I started drawing every few days about Everything That Had Happened. I mean…I do draw every day — funny things I see or coffee cups or things relating to upcoming projects — but I hadn’t, in a long time anyway, drawn about my own life everyday.
This draw-journaling not only made all the amorphous details seem less daunting (for I had pinned them down, and could therefore relate to them,) but it also helped remove them from my own brain a little bit and made shelf-space for the new things that would come in every day. Little minor things — like the glorious way the sunshine caught in the grass in a meadow in one of my favorite places, and bigger things.
I was struck by how much calmer and happier I was over the course of this whole process than, say, I had been just beforehand — when I was so distracted by the petty annoyances of life. And I attribute this calmness, without question, to this practice of sitting down and facing What Was Happening in this way every day.
This is what everyone calls “mindfulness”, and while I was fully in favor of it — and knew all about it in an academic way from things I’d read, lectures I’d heard, snippets from Radiolab and religious thinkers, all pointing to the merits of Grounded Being-Here — it was hard to move towards in a conscious, full-hearted way for some reason. Even for me, and I am an incredibly deliberate and earnest person.

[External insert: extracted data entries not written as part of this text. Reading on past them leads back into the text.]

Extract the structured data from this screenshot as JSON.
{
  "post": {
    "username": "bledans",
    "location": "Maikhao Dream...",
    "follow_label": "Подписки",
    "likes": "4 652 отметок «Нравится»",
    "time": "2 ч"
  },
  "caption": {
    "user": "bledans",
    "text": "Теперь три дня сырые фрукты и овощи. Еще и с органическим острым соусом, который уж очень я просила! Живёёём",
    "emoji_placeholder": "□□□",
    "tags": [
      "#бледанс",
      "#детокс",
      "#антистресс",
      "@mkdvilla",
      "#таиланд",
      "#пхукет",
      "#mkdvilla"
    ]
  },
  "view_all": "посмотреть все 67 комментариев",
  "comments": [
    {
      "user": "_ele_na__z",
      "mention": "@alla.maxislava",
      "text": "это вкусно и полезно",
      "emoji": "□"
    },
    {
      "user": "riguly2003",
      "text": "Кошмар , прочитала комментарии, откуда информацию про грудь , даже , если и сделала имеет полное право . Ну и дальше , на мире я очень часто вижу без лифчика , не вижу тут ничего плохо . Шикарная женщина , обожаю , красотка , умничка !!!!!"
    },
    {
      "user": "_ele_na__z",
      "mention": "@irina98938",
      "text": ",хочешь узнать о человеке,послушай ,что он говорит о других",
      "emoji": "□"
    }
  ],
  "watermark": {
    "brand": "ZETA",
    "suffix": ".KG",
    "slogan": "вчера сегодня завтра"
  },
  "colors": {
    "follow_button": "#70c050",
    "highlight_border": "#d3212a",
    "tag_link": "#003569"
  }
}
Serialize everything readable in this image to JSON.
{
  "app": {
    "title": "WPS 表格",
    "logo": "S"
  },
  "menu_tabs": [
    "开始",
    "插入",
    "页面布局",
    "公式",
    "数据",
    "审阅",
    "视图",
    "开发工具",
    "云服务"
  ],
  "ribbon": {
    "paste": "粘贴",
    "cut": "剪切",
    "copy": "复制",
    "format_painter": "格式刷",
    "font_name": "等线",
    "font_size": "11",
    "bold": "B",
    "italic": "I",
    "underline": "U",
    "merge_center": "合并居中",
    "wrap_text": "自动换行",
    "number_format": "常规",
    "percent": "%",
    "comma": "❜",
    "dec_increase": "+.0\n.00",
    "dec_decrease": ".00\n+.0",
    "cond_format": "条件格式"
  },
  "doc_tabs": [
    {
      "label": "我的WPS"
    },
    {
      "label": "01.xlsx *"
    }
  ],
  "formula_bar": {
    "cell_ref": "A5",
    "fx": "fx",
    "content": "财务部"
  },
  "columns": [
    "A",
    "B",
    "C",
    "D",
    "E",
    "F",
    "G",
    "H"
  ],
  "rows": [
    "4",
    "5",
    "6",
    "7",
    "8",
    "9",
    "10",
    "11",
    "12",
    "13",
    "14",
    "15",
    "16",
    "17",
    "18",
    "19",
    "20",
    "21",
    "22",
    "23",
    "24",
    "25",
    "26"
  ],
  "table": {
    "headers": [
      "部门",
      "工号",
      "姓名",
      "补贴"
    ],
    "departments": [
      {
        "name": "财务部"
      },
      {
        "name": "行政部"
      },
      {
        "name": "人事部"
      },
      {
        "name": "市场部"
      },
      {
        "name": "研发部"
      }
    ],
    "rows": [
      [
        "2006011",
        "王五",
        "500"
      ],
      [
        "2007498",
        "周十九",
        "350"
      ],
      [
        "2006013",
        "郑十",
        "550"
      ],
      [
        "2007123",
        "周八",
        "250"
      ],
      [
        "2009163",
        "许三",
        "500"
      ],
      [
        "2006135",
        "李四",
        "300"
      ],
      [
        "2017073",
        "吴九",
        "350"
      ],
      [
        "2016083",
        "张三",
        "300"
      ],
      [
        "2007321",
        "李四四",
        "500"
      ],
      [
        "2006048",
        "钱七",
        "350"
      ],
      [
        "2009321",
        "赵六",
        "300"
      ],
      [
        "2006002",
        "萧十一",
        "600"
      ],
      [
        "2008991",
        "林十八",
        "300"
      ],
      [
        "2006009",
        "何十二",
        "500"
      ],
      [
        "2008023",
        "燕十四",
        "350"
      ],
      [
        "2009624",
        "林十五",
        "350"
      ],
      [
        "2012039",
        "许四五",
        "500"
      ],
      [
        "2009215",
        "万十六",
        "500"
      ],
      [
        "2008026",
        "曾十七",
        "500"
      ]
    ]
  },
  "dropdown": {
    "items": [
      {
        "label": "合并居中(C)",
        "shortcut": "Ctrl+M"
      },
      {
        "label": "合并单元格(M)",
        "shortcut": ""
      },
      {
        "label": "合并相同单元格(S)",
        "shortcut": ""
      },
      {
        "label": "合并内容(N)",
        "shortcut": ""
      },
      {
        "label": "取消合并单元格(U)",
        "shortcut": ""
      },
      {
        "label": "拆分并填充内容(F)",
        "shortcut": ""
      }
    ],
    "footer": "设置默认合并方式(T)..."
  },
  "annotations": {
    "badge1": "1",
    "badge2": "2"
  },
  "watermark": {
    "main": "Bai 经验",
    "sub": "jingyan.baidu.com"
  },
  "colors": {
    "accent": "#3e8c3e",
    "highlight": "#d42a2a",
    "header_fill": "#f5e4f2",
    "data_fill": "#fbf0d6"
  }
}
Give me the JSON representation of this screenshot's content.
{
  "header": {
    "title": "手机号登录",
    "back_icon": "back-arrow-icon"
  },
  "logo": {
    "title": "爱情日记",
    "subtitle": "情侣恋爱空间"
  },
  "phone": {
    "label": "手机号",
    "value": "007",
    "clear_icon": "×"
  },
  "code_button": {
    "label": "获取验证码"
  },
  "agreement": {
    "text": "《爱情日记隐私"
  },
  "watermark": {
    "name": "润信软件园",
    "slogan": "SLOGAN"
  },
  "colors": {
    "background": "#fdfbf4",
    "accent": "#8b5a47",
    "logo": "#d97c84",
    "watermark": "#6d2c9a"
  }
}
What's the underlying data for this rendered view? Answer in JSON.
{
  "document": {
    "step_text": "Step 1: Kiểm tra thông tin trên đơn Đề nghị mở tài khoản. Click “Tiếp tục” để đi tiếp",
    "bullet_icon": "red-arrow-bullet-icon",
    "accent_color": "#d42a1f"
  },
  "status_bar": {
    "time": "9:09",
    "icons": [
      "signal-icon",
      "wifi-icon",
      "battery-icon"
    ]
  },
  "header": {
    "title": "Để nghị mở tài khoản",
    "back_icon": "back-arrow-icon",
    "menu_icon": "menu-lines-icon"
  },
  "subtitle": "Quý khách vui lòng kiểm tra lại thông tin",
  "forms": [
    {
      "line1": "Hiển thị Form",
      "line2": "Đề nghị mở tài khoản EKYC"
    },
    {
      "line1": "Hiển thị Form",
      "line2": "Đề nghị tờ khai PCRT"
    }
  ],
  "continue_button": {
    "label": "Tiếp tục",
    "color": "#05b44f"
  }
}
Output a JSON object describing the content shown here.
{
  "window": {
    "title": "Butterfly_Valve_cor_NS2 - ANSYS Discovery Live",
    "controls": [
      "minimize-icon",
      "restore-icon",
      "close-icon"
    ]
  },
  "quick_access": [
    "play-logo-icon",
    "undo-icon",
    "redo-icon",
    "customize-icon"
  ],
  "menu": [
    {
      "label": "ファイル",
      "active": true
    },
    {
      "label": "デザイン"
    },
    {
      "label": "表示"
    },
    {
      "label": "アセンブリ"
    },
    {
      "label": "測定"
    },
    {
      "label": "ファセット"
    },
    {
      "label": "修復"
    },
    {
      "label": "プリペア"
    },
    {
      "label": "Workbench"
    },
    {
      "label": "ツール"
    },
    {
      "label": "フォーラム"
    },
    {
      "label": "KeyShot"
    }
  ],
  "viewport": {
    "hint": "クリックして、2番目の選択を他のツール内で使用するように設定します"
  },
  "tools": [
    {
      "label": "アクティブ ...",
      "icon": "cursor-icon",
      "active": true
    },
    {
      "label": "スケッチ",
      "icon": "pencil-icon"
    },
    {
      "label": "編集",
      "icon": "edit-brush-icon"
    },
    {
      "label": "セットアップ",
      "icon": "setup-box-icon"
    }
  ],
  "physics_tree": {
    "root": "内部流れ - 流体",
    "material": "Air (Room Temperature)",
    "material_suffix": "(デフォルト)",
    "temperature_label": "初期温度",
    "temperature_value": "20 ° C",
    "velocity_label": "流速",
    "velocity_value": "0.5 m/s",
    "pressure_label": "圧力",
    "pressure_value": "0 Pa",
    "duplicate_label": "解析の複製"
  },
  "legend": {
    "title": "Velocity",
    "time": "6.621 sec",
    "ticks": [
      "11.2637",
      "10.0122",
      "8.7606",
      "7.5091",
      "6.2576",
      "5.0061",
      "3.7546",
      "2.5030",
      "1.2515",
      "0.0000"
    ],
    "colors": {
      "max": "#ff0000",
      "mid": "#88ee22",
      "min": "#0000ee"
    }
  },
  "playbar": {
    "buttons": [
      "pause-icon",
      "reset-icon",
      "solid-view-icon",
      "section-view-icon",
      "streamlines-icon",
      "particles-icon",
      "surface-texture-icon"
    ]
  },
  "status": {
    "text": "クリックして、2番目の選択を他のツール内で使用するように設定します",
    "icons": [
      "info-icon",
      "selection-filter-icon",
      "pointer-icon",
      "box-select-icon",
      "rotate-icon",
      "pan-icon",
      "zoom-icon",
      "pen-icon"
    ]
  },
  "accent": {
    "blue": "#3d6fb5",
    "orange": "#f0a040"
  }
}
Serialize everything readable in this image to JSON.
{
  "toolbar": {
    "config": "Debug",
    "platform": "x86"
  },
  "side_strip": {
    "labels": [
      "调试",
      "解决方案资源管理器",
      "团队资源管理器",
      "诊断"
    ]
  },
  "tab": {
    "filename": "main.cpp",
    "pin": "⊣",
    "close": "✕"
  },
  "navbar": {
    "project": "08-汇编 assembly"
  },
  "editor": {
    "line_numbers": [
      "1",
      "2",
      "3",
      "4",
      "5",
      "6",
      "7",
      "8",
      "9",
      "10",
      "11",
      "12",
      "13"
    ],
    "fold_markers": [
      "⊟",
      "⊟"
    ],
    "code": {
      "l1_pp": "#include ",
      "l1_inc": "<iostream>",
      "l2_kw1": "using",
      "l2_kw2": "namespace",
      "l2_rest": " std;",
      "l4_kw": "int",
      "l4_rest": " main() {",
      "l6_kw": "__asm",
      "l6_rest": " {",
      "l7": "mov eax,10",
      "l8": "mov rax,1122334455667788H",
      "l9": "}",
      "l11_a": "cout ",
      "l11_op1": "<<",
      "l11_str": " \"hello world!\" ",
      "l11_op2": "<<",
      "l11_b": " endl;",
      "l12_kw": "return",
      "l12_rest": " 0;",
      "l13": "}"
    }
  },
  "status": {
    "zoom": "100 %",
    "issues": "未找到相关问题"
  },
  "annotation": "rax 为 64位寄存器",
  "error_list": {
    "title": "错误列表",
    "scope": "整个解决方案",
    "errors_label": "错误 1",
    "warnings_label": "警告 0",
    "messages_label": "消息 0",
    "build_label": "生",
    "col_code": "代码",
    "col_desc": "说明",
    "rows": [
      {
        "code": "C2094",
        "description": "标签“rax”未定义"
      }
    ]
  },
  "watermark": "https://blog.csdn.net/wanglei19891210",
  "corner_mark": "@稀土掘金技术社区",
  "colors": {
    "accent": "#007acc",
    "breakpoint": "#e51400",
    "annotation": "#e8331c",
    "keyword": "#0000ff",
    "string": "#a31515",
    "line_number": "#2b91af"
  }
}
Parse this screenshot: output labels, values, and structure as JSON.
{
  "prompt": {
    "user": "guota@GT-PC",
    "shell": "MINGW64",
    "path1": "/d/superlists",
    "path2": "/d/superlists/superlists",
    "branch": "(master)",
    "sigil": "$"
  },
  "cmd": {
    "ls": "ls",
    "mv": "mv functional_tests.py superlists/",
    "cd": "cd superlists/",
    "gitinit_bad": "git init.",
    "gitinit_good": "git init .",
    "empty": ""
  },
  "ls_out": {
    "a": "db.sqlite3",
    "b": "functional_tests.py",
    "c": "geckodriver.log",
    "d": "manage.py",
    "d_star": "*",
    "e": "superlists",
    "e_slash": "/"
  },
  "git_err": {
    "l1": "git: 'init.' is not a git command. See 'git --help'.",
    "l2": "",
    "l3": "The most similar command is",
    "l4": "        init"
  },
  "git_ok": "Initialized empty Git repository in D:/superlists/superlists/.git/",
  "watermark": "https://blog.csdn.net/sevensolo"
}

And beyond that, it wasn’t just knowing about it and liking it and knowing it would be a good idea. It took being So Very Attentive, on accident, in almost every moment during those three months. It took being totally present for a dying person. Because when you know, with utter certainty, that you may never see this person again, when every moment could really be his last, THE VERY LAST THING you want is to be distracted. Let nothing take you away from this backyard, sitting next to this skeleton, laughing with his morbid jokes. Being grateful he made a morbid joke, because it means he is thinking about his own death.
Staring mortality in the face means you are just completely there. Completely listening. Completely glad when they are content and comfortable, and completely sad when they are not. Completely everything. Completely present.
I am missing that now, as I drift back into the distracted life. I wish I still felt the urgent need to just focus on what’s in front of me. I am trying to figure out how to hold onto that.